I have lost count of the amount of times people have told me that they have always wanted to write a book - if only they had the time. I have considered making up occupations at parties - firefighter, baker or toilet attendant - just to avoid that awkward moment where 'inner me' shrieks ''Well, write one then!'' and 'outer me' tries the sympathetic-smile-turned-rictus that is supposed to convey my understanding of their predicament. Writing, it seems, is the thing that us languid writers do, sipping our cocktails on a silken bench and occasionally penning a line. Yeah, right.
It is interesting how many times I have been described as 'prolific' in my 20 year writing career. As though I am a veritable wellspring of ideas who effortlessly knocks out a book before lunch. The secret to the quantity of books I have written is the dullest secret in the world. I get up; I make tea - and then it's bum-on-seat writing time. Then I have lunch. A little Facebook-footling and yep; the bum goes firmly back into the groove it has worn in the chair by the desk.
Many of the folks who come on my writing courses struggle to find the time to write. On my writing retreats at Gibside, a lovely National Trust property close to home, we talk about this regularly. The truth is, if you want to write enough - if you need to write, you will find time. It sounds harsh, but it's the truth. When I was first published, back in 1997, I was teaching full time in a management position. I had two young children to look after. Yet I spent hours specially carved out of the day writing. Eventually, I earned enough from writing to give up the day job.
Many of the writers I work with also have families and day jobs - but they write. They write because ideas bubble up and boil out of them onto the page. That drive; that need to write pushes them on. Many of them are weighing up whether to leap into the madness of NanoWriMo this November. The goal is to write 50,000 words in a month - that's 1667 every day. It seems like a big commitment to many people, but it is the act of writing every day that builds writing muscle, and turns writing into part of your daily routine. It's the daily placing of the bum-on-seat in front of the laptop or notebook that makes you a writer. I shall be Nano-ing this November, as I often do, to get a jump start on a new book project. I love knowing that in coffee shops, kitchens and studies around the world, other writers are beavering away, building their word count and more importantly, building their writing habit. Will you be joining us?

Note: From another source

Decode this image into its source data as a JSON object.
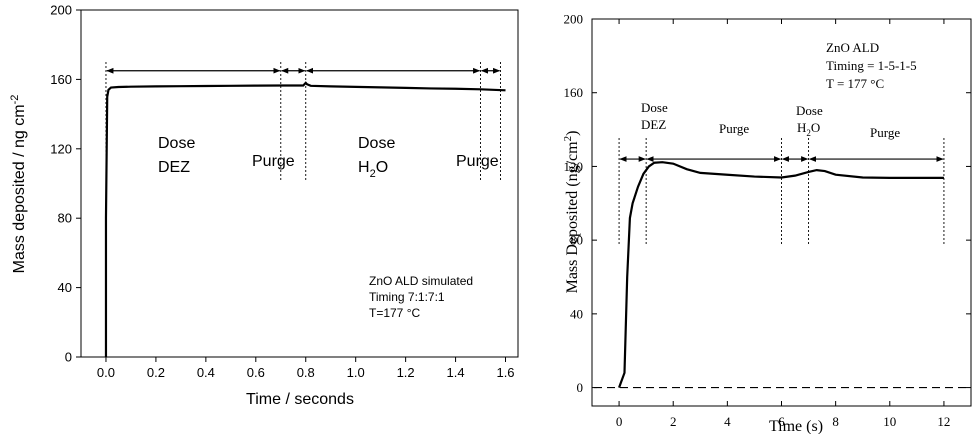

Look me up. We can be writing buddies and push each other on. I am, rather unimaginatively, listed as lynnhc. Hope to see you there!
5 comments:
And then there are the people who have a great idea for a book and want to tell you about it in great detail at that party or even, heaven help you, to write it for them.. One of my friends actually did have a great idea for a book, and knew he didn't have the ability to write it himself, but I didn't write it. I valued our friendship too much.
Next year I may have time for NaNoWriMo, if I'm not working on a paying writing project at the time. You may sneer at those people who tell you they don't have time - and with a day job in teaching the best I can manage right now is short fiction or articles and I do my writing on the train - but for me November is running to the end of the year, not the first term as it is in the northern hemisphere. I have reports to write. As a teacher librarian, I also have library stuff to finish. And teaching takes up much of your creativity. It must be nice to be able to devote all your work time to writing - I am retiring, so next year I might even be able to manage a full scale book, from among the unfinished works on my computer. I may even be able to do school visits, something I can't do while working in one!
While Nano might, as you say, build up writing muscle, I know a number of people who do it year after year and never actually do anything with the manuscript afterwards. I know of one who has self published a book, but it wasn't one of her Nano ones. If you're going to put that much energy into writing a book, why not at least try selling it?
Of Sirius Black And That Firebolt
I think that's fair, Sue. It's easier for people who have a very different job, or one that makes different types of demands on them, to turn to writing in the evening. I spend most of my time writing one kind of book and rarely have the imaginative energy spare to write other kinds of books later. It's often in the gaps between commissions that I make progress with new fiction (as in, not fiction that is already commissioned).
There is a point to writing books you don't try to sell, though. It's practice, skill-building, like the musician who spends hours on scales but doesn't sell tickets to let people hear them. Even though I make my living from writing, I also write things I don't intend to sell.
That's what my blog is for! ;-)
I'm catching up late but I wanted to say how much I identified with this post! Yes, I wrote my first book in difficult circumstances -- dying father, fulltime job, etc. -- and it would have been so easy to give up. But I wanted to write the book more than I wanted anything else so somehow -- hour by hour, I made the time and it got done.